Forty-five years ago today, Congress sent the proposed 25th Amendment to the states for consideration and ratification. Although its framers recognized their work left some open issues, they constructively addressed the two most important gaps in the system of presidential continuity — presidential inability and vice presidential vacancy — by providing procedures to handle both problems.
[IMGCAP(1)]That old accomplishment raises the question of why Congress has not, for 45 years, returned to the subject to address the remaining gaps in our system of governmental continuity. The holes that remain are serious, and events since 1965 have provided notice that the system presents disasters waiting to happen.
Take the system of presidential succession. Current arrangements put the Speaker behind the president and vice president in line of presidential succession. For 62 percent of the time since 1965, the president and Speaker have come from opposing parties.
That arrangement could produce a change in party control of the White House if the presidency and vice presidency fell vacant at the same time. Ronald Reagan wins in a landslide, but Tip O’Neill acts as president; Bill Clinton is elected by a comfortable margin, but Newt Gingrich takes the helm.
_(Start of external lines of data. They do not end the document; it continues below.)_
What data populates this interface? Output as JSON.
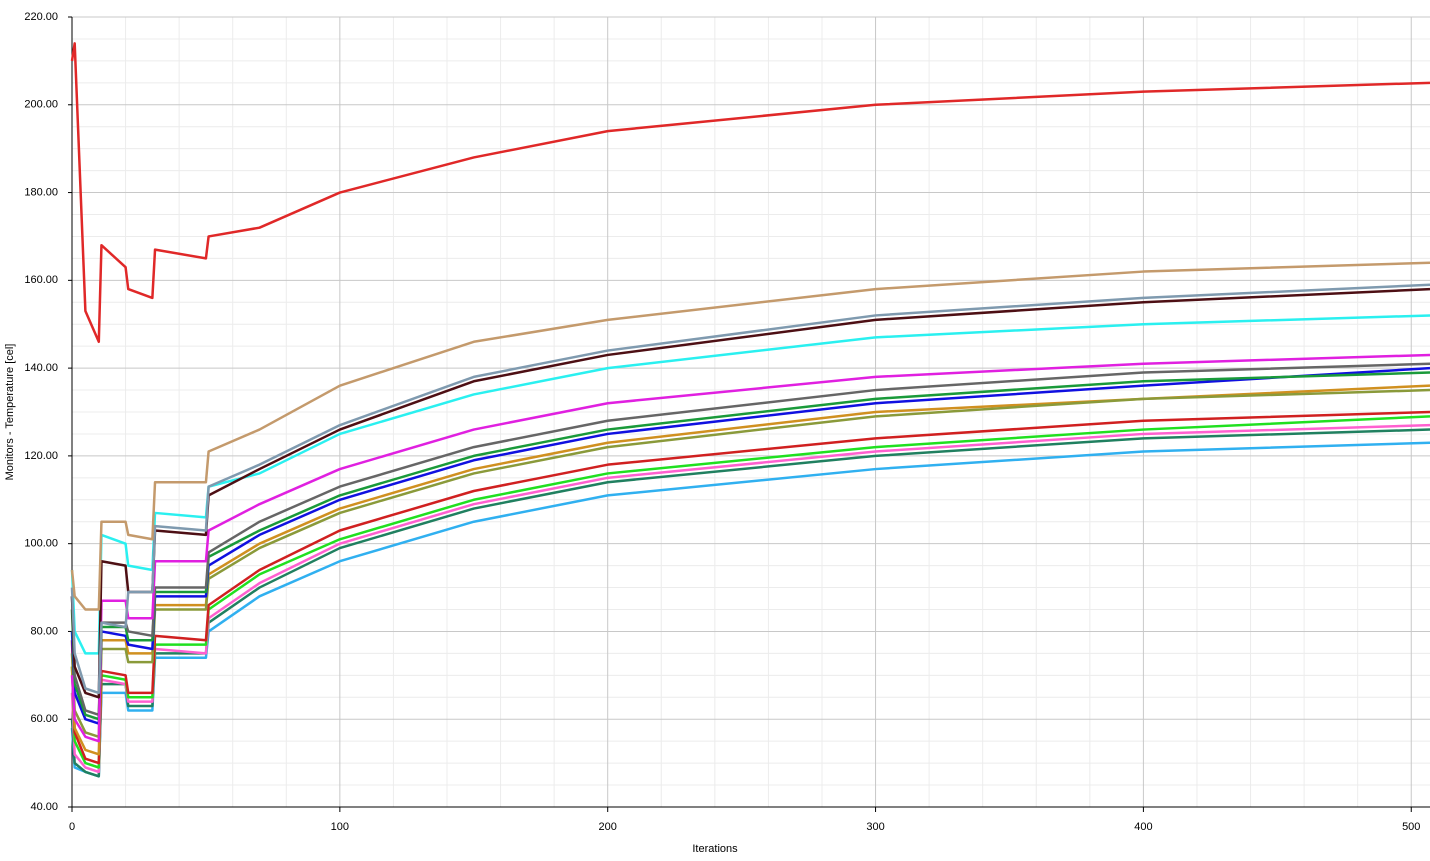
{
  "chart_data": {
    "type": "line",
    "xlabel": "Iterations",
    "ylabel": "Monitors - Temperature [cel]",
    "x": [
      0,
      1,
      5,
      10,
      11,
      20,
      21,
      30,
      31,
      50,
      51,
      70,
      100,
      150,
      200,
      300,
      400,
      507
    ],
    "xlim": [
      0,
      507
    ],
    "xticks": [
      0,
      100,
      200,
      300,
      400,
      500
    ],
    "ylim": [
      40,
      220
    ],
    "yticks": [
      {
        "value": 40,
        "label": "40.00"
      },
      {
        "value": 60,
        "label": "60.00"
      },
      {
        "value": 80,
        "label": "80.00"
      },
      {
        "value": 100,
        "label": "100.00"
      },
      {
        "value": 120,
        "label": "120.00"
      },
      {
        "value": 140,
        "label": "140.00"
      },
      {
        "value": 160,
        "label": "160.00"
      },
      {
        "value": 180,
        "label": "180.00"
      },
      {
        "value": 200,
        "label": "200.00"
      },
      {
        "value": 220,
        "label": "220.00"
      }
    ],
    "grid": true,
    "series": [
      {
        "color": "#e02828",
        "values": [
          210,
          214,
          153,
          146,
          168,
          163,
          158,
          156,
          167,
          165,
          170,
          172,
          180,
          188,
          194,
          200,
          203,
          205
        ]
      },
      {
        "color": "#c49a6c",
        "values": [
          94,
          88,
          85,
          85,
          105,
          105,
          102,
          101,
          114,
          114,
          121,
          126,
          136,
          146,
          151,
          158,
          162,
          164
        ]
      },
      {
        "color": "#7f9aaf",
        "values": [
          90,
          75,
          67,
          66,
          82,
          81,
          89,
          89,
          104,
          103,
          113,
          118,
          127,
          138,
          144,
          152,
          156,
          159
        ]
      },
      {
        "color": "#4d0f14",
        "values": [
          88,
          72,
          66,
          65,
          96,
          95,
          89,
          89,
          103,
          102,
          111,
          117,
          126,
          137,
          143,
          151,
          155,
          158
        ]
      },
      {
        "color": "#2af0f0",
        "values": [
          94,
          80,
          75,
          75,
          102,
          100,
          95,
          94,
          107,
          106,
          113,
          116,
          125,
          134,
          140,
          147,
          150,
          152
        ]
      },
      {
        "color": "#e020e0",
        "values": [
          70,
          60,
          56,
          55,
          87,
          87,
          83,
          83,
          96,
          96,
          103,
          109,
          117,
          126,
          132,
          138,
          141,
          143
        ]
      },
      {
        "color": "#666666",
        "values": [
          88,
          70,
          62,
          61,
          82,
          82,
          80,
          79,
          90,
          90,
          98,
          105,
          113,
          122,
          128,
          135,
          139,
          141
        ]
      },
      {
        "color": "#1a9a3a",
        "values": [
          85,
          68,
          61,
          60,
          81,
          81,
          78,
          78,
          89,
          89,
          97,
          103,
          111,
          120,
          126,
          133,
          137,
          139
        ]
      },
      {
        "color": "#1010e0",
        "values": [
          80,
          66,
          60,
          59,
          80,
          79,
          77,
          76,
          88,
          88,
          95,
          102,
          110,
          119,
          125,
          132,
          136,
          140
        ]
      },
      {
        "color": "#8a9a3a",
        "values": [
          75,
          62,
          57,
          56,
          76,
          76,
          73,
          73,
          85,
          85,
          92,
          99,
          107,
          116,
          122,
          129,
          133,
          135
        ]
      },
      {
        "color": "#d09020",
        "values": [
          72,
          58,
          53,
          52,
          78,
          78,
          75,
          75,
          86,
          86,
          93,
          100,
          108,
          117,
          123,
          130,
          133,
          136
        ]
      },
      {
        "color": "#d02020",
        "values": [
          78,
          57,
          51,
          50,
          71,
          70,
          66,
          66,
          79,
          78,
          86,
          94,
          103,
          112,
          118,
          124,
          128,
          130
        ]
      },
      {
        "color": "#20e020",
        "values": [
          72,
          55,
          50,
          49,
          70,
          69,
          65,
          65,
          77,
          77,
          85,
          93,
          101,
          110,
          116,
          122,
          126,
          129
        ]
      },
      {
        "color": "#ff60d0",
        "values": [
          66,
          52,
          49,
          48,
          69,
          68,
          64,
          64,
          76,
          75,
          83,
          91,
          100,
          109,
          115,
          121,
          125,
          127
        ]
      },
      {
        "color": "#208060",
        "values": [
          60,
          50,
          48,
          47,
          68,
          68,
          63,
          63,
          75,
          75,
          82,
          90,
          99,
          108,
          114,
          120,
          124,
          126
        ]
      },
      {
        "color": "#30b0f0",
        "values": [
          58,
          49,
          48,
          47,
          66,
          66,
          62,
          62,
          74,
          74,
          80,
          88,
          96,
          105,
          111,
          117,
          121,
          123
        ]
      }
    ]
  }
}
But the specter of cross-party succession is only one deficiency in the succession system after the vice presidency.
The line of presidential succession includes 18 successors ranging from the vice president to the secretary of Homeland Security. They all work in Washington, D.C. It’s prudent to have a long line, but isn’t it conceivable that our nation’s enemies might target our nation’s capital? Think 9/11. Wouldn’t a little geographic diversity make sense in an age in which terrorists may possess nuclear weapons?
Former Vice President Dick Cheney was pilloried for working in “undisclosed locations” after 9/11. In fact, he deserved credit for being one of the few government officials to take these issues seriously.
The presidential succession law has other problems, but there are too many other gaps elsewhere to spend more time there.
Although the 25th Amendment provides a system to transfer power to a functioning vice president if the president is disabled, lawmakers have provided no means to handle presidential inability absent a vice president or when the vice president is incapacitated.
The presidential election system presents a host of unhappy contingencies that could recall Florida 2000. Suppose a presidential candidate dies, or a natural disaster or terrorist attack strikes, right before the November popular vote? Should voting or some of it be postponed or extended? Other complications occur if the presidential candidate who wins a majority of electoral votes dies before they are cast or counted or if the election for president or vice president is thrown into the House or Senate and one of the leading candidates dies.
The biggest gaps in our system, however, relate to Congress. Those problems might have become more evident on 9/11 had passengers on United Flight 93 not interceded to cause that plane to crash in southwestern Pennsylvania, 150 miles from the Capitol, which al-Qaida apparently intended as its destination.
Although governors of most states can appoint replacements to the Senate pending elections, open seats in the House require special elections, which typically take months.
Imagine an attack that killed or disabled much of the House. It could only conduct business if a quorum was present. Although House precedents define a quorum as a majority of Members who have been chosen, sworn and are living, some believe the Constitution requires a majority of the whole number of the House (i.e., 218 Members).
As the Continuity of Government Commission pointed out in its May 2003 report, either approach poses serious problems. If the House can act only when 218 assemble, a mass catastrophe would preclude it (and accordingly the government) from functioning.
Even if the quorum is based on living Members, the disability of many Members might preclude a majority of living Members from meeting and acting. And if the handful of survivors did act for the entire body, House actions might be subject to questions regarding their legitimacy, especially if the survivors were not representative of the whole.
There are solutions to each of these problems. The test for reform should not be whether they have shortcomings but how alternative arrangements compare to the status quo. The status quo is unacceptable, and its persistence is unconscionable.
The Congress that proposed the 25th Amendment constructively addressed two major problems because it recognized that perfection should not be the enemy of the good and struck compromises to better ensure governmental continuity.
After 45 years, it’s time for Congress to recall that lesson, and to act.
Joel K. Goldstein, the Vincent C. Immel professor at Saint Louis University Law School, is an expert on the vice presidency, the presidency and constitutional law.